Hacker News new | ask | show | jobs
by lotsofpulp 983 days ago
> I've seen several examples over my career where the technically "more experienced" individual is not truly the better suited for the job. You won't know that until you hire them and, in my opinion, is a good reason for why you should pay someone based on the job (so long as they qualify for it).

We go through life making a lot of guesses and utilizing a lot of prior probabilities. Work history is, in my experience, one of the stronger signals available to us.

If an employer initially pays an employee less due to less track record, then finds out the employee is as good as other employees, and does not adjust the pay, then that employer is stupid and will eventually lose the good employees to places with better management. Assuming employees have access to sufficient labor pricing data and can see they can earn more elsewhere.

> But that shouldn't be a >5% difference.

What is the basis for this cutoff?

> Are you going to tell me that despite performing the exact same job and actually performing it objectively "better" that I should have made less money?

You should have made whatever the maximum you could negotiate. If this employer did not want to pay you more, you should switch employers. A good employer would have paid you much more than the others.

>This is the kind of stuff that routinely happens to women.

No, your example is bad management incentivizing bad employees and turning away good employees.

Women being paid less due to being women is illegal discrimination.

2 comments

> No, your example is bad management incentivizing bad employees and turning away good employees.

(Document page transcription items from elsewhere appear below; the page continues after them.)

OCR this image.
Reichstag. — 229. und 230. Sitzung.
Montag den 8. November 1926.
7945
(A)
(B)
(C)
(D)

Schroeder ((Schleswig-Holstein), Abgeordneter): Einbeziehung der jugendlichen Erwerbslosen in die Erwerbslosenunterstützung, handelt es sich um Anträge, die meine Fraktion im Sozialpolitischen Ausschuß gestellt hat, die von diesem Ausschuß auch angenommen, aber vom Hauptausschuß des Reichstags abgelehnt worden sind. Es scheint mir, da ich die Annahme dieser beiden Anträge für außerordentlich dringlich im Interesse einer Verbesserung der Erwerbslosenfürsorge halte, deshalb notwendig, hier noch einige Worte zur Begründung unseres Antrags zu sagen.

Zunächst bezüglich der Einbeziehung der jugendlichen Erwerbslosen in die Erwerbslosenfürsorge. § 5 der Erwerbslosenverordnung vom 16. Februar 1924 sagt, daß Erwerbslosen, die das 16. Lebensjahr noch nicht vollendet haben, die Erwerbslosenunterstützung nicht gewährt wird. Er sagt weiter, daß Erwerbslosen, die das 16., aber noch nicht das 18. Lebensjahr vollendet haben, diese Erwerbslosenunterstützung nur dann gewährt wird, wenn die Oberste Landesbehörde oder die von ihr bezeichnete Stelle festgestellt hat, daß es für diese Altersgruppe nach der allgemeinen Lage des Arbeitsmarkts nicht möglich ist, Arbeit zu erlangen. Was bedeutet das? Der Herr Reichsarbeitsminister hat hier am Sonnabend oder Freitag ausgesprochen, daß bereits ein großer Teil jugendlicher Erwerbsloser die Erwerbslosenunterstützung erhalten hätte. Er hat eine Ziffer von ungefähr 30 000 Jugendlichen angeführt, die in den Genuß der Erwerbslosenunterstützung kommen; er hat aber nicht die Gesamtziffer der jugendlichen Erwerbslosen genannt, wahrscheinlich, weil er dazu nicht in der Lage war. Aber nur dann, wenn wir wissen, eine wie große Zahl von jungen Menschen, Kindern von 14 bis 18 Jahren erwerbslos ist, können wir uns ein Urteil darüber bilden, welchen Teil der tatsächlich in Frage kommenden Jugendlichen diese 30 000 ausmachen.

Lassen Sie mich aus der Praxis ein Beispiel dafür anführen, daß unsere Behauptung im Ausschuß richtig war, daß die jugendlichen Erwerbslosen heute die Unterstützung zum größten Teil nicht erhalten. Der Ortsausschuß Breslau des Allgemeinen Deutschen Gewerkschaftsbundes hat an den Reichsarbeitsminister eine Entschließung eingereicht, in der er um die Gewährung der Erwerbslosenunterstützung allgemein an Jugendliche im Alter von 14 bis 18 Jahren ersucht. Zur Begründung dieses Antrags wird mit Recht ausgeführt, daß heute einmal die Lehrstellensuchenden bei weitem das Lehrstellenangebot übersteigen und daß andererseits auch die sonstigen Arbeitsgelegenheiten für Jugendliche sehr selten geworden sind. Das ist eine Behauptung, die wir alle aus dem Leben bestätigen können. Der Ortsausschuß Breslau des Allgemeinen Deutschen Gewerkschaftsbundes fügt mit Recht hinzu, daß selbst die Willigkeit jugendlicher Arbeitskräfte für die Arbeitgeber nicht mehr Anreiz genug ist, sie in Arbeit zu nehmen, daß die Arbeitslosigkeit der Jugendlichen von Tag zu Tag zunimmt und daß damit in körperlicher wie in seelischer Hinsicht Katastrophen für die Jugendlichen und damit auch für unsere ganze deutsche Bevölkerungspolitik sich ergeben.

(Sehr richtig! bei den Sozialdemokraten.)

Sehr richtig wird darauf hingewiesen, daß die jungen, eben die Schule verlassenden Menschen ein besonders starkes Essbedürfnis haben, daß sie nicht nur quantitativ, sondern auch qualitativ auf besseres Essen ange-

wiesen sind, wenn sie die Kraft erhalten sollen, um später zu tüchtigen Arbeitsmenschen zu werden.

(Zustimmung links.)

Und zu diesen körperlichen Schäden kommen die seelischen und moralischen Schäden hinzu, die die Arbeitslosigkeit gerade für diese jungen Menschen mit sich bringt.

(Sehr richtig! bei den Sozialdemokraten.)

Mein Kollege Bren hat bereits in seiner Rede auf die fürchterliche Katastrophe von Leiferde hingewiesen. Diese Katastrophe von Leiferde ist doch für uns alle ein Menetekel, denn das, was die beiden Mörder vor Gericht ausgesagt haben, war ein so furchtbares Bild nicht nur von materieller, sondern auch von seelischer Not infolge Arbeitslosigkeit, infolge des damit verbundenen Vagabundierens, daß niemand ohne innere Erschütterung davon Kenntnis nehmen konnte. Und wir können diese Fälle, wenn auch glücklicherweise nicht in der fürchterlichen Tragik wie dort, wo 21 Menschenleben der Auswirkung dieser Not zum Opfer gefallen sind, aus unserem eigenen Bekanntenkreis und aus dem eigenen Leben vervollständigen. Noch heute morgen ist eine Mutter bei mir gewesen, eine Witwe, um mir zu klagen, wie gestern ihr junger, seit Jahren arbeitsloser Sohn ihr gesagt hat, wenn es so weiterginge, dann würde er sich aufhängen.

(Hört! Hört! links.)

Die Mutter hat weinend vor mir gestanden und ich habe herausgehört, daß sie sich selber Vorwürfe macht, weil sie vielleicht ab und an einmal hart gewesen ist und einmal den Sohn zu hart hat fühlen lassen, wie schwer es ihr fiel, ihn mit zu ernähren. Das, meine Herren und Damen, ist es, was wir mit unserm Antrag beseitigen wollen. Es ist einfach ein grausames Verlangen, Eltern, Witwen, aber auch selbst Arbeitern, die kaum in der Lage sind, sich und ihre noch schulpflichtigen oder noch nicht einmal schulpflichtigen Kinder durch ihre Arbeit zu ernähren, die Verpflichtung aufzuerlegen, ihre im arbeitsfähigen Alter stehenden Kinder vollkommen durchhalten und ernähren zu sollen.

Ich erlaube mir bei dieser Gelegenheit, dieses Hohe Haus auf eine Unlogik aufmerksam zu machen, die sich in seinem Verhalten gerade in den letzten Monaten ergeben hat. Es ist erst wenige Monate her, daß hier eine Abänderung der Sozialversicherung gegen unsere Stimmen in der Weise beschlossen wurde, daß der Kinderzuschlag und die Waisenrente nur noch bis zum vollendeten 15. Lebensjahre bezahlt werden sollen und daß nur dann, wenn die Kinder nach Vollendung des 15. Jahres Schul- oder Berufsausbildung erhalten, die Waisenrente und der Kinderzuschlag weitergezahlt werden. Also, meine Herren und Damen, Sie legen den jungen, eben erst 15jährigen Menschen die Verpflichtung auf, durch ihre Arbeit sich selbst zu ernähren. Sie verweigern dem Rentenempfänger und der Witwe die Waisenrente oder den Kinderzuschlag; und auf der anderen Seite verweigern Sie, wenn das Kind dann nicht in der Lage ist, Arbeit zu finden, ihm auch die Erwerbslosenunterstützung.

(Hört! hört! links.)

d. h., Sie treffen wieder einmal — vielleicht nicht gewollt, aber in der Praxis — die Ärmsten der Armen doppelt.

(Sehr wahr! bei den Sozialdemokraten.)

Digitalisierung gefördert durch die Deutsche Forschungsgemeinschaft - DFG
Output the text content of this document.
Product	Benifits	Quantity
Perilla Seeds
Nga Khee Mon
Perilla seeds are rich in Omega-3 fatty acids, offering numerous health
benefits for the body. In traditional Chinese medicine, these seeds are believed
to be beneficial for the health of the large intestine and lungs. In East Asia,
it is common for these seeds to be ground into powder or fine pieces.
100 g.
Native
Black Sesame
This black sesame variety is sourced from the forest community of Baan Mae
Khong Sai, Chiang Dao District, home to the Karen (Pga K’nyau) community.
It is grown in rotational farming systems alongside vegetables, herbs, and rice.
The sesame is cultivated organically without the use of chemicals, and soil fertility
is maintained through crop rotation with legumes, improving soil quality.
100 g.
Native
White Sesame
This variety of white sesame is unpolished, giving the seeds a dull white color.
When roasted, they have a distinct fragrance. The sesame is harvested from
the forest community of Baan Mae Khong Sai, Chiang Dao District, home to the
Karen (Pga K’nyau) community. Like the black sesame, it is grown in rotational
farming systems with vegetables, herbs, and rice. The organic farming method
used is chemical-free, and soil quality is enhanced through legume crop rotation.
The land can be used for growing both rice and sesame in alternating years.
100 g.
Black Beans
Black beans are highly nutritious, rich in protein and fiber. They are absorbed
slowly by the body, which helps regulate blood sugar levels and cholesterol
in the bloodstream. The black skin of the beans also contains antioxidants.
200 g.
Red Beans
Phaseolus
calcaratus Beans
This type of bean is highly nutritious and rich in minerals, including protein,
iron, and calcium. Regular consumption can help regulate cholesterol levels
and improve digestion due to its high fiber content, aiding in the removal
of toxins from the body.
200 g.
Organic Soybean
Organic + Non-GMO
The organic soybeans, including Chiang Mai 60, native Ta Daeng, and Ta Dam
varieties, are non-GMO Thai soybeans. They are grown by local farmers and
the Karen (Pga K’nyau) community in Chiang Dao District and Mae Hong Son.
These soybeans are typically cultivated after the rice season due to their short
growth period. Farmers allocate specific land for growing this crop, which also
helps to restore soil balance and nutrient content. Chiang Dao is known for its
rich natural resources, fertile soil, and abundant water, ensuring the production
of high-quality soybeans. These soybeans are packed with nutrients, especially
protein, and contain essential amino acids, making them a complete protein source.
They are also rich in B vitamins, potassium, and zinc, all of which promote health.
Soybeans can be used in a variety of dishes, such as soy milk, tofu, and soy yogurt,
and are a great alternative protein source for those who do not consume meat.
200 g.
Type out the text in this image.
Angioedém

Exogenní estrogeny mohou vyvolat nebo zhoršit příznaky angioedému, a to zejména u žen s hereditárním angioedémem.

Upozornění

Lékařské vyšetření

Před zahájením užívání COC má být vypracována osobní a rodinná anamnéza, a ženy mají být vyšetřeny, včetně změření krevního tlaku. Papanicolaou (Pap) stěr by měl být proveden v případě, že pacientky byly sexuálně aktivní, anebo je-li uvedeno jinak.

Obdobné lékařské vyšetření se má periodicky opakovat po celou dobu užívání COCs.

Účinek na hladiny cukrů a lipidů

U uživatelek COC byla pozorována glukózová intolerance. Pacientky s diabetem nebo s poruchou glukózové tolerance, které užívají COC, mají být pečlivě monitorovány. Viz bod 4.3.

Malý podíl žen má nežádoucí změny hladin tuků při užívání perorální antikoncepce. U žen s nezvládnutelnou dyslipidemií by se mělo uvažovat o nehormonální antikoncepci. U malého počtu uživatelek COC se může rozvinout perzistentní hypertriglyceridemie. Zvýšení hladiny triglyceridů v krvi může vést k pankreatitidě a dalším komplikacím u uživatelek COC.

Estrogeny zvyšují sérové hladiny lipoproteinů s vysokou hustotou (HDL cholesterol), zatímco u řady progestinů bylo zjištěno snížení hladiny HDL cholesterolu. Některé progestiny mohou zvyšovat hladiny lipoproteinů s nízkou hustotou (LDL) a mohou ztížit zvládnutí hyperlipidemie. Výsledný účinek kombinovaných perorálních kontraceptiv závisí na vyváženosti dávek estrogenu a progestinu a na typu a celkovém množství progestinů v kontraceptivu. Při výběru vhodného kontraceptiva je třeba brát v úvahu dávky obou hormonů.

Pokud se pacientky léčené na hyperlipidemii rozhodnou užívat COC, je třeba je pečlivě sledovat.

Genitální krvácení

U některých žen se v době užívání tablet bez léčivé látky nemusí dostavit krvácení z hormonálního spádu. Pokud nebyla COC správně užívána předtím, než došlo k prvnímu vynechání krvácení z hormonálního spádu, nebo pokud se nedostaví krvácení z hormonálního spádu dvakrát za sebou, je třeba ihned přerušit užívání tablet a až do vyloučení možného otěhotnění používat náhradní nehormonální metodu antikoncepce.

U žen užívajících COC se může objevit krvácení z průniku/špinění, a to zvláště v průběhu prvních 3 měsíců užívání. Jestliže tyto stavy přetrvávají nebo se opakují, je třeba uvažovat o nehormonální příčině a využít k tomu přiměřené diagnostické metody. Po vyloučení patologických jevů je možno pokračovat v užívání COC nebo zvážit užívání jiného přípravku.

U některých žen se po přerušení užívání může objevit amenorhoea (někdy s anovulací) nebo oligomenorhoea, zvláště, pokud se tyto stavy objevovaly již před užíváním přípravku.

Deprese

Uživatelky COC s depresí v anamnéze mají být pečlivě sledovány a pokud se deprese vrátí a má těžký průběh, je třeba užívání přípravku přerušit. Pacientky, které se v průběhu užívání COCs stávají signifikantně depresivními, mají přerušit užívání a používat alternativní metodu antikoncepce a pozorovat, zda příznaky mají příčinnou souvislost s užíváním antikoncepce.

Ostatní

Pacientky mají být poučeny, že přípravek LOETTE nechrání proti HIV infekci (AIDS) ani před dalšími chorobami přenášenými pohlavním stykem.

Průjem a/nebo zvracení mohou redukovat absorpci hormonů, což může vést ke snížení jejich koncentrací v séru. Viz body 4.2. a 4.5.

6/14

Well I definitely agree it was bad management. And I did leave when I realized that despite my performance, they weren't going to compensate me appropriately. To excuse it away as "oh, that's bad management" is being willfully ignorant to the truth that this kind of stuff does happen, in general, more to women. I was in a position where I was fortunate that I could leave and find a better opportunity. But not all women have this luxury. Many need their incomes and don't have the time to look for other opportunities that will value them appropriately.

> Women being paid less due to being women is illegal discrimination.

It's great there are laws to protect women from illegal discrimination. But it's not like that just "magically" corrects itself. You have to bring a suit. Or you just have to leave if you don't want to deal with it. It's like saying "well that's wrong." Sure, it is, but the effort is disproportionately on the "wronged" person to fix it.

> You should have made whatever the maximum you could negotiate. If this employer did not want to pay you more, you should switch employers. A good employer would have paid you much more than the others.

Well yes, and I thought I had. But as I said, it wasn't until I had been at the company, better understood what my "peers" were doing and then finding out that they were paid SO much more than me that I realized I needed to go somewhere else. But I believe the point that many others are making is that if there are been better salary transparency, I could have saved myself some time by realizing they weren't going to value me and what I brought, so I could have passed on the opportunity altogether.

>We go through life making a lot of guesses and utilizing a lot of prior probabilities. Work history is, in my experience, one of the stronger signals available to us.

Research continues to fail to support this. At what point is your experience a self-fulfilling prophecy?